Suddenly, without quite intending to, I was reading a lot of novellas.
And there is just something charming about a small book, isn’t there? I’ve always been drawn to them, even when the stories themselves are long. My tiny Oxford classics, with 400-500 pages all on the thinnest possible paper with a tiny font to still squeeze them into a 4.5″ x 6.5″ x .75″ package. Easy to slip in your purse or hold in your lap when you don’t feel like advertising what you’re reading. And bookshelf space friendly. Sometimes I look at huge monstrous hardbacks and think, “Is that book really going to be worth the real estate on my shelves?”
But when that small book is a novella…
More substantive than a short story, but also possible to read through in a single sitting without having to stay up ’til 3 a.m. Not the potato chip of fiction, more like a cupcake. As in, you should probably only have one between meals, but you might be tempted into a second.
And this format is under-loved! Novellas are often published crammed together with short stories or other novellas. But what if you’ve only written one? Or what if you have a few, but they’re so different in tone or subject matter that they are ill-suited to bundling? Why can’t we let them stand on their own?

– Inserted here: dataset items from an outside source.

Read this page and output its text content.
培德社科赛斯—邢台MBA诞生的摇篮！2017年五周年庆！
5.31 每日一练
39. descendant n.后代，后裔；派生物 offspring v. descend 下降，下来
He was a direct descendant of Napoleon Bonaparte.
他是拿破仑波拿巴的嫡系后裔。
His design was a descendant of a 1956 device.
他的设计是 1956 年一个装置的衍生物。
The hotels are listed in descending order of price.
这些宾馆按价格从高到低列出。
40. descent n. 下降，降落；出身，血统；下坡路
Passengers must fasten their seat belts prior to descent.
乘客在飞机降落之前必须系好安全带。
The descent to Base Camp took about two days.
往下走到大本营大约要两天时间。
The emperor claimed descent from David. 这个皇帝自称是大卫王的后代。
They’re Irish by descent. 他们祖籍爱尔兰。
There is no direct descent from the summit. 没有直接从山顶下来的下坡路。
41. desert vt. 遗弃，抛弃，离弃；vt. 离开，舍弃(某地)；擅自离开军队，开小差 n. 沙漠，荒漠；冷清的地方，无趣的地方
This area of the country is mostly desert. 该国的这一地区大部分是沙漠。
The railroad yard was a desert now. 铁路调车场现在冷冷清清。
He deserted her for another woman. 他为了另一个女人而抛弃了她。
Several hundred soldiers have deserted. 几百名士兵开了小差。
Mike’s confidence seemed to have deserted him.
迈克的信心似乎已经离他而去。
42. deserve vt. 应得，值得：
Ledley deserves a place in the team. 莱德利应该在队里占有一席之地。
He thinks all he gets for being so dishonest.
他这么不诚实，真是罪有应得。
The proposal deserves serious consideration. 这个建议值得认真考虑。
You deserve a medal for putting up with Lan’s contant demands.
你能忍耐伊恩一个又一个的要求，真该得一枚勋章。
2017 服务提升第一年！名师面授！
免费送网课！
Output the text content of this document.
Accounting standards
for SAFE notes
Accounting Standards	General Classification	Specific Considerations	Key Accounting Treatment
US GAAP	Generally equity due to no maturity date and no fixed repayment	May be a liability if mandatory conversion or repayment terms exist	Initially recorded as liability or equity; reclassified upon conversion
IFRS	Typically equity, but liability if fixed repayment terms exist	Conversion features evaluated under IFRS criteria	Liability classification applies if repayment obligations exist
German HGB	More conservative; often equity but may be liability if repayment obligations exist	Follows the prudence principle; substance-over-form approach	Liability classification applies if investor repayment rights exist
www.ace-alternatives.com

Now I find myself browsing shelves at the bookstore not just for my beloved Melville House, but novellas and small books in general. The last several times I’ve been to a bookstore, I’ve walked out with stacks of books that I could still easily carry in one hand. I love to admire good design in a small book and have been known to coo loudly over French flaps. (French flaps! How I love thee! And they’re near-impossible to pull off in larger books. I mean, Danielewski’s gargantuan Familiar books may have psuedo-French flaps, but they aren’t real.)
So, while I do intend to publish e-books as well, my decision to start my own press is almost entirely based on my love of books as physical objects. I want to start out creating small, beautiful books. The kind I would stumble on in a bookstore and pet enthusiastically before taking to the register. The kind I could buy six of and drop into my purse and not regret my whole life. The kind that is a tempting invitation to drop into a new world for a few hours, without feeling like you have to commit to living there for weeks.
Small, beautiful books are what I want to bring into the world.
*I spend a lot of time fan-girling Melville House in this post, but I promise I am not receiving any kickbacks for doing so, I just love them. Also, I loved them long before they ever published my sister.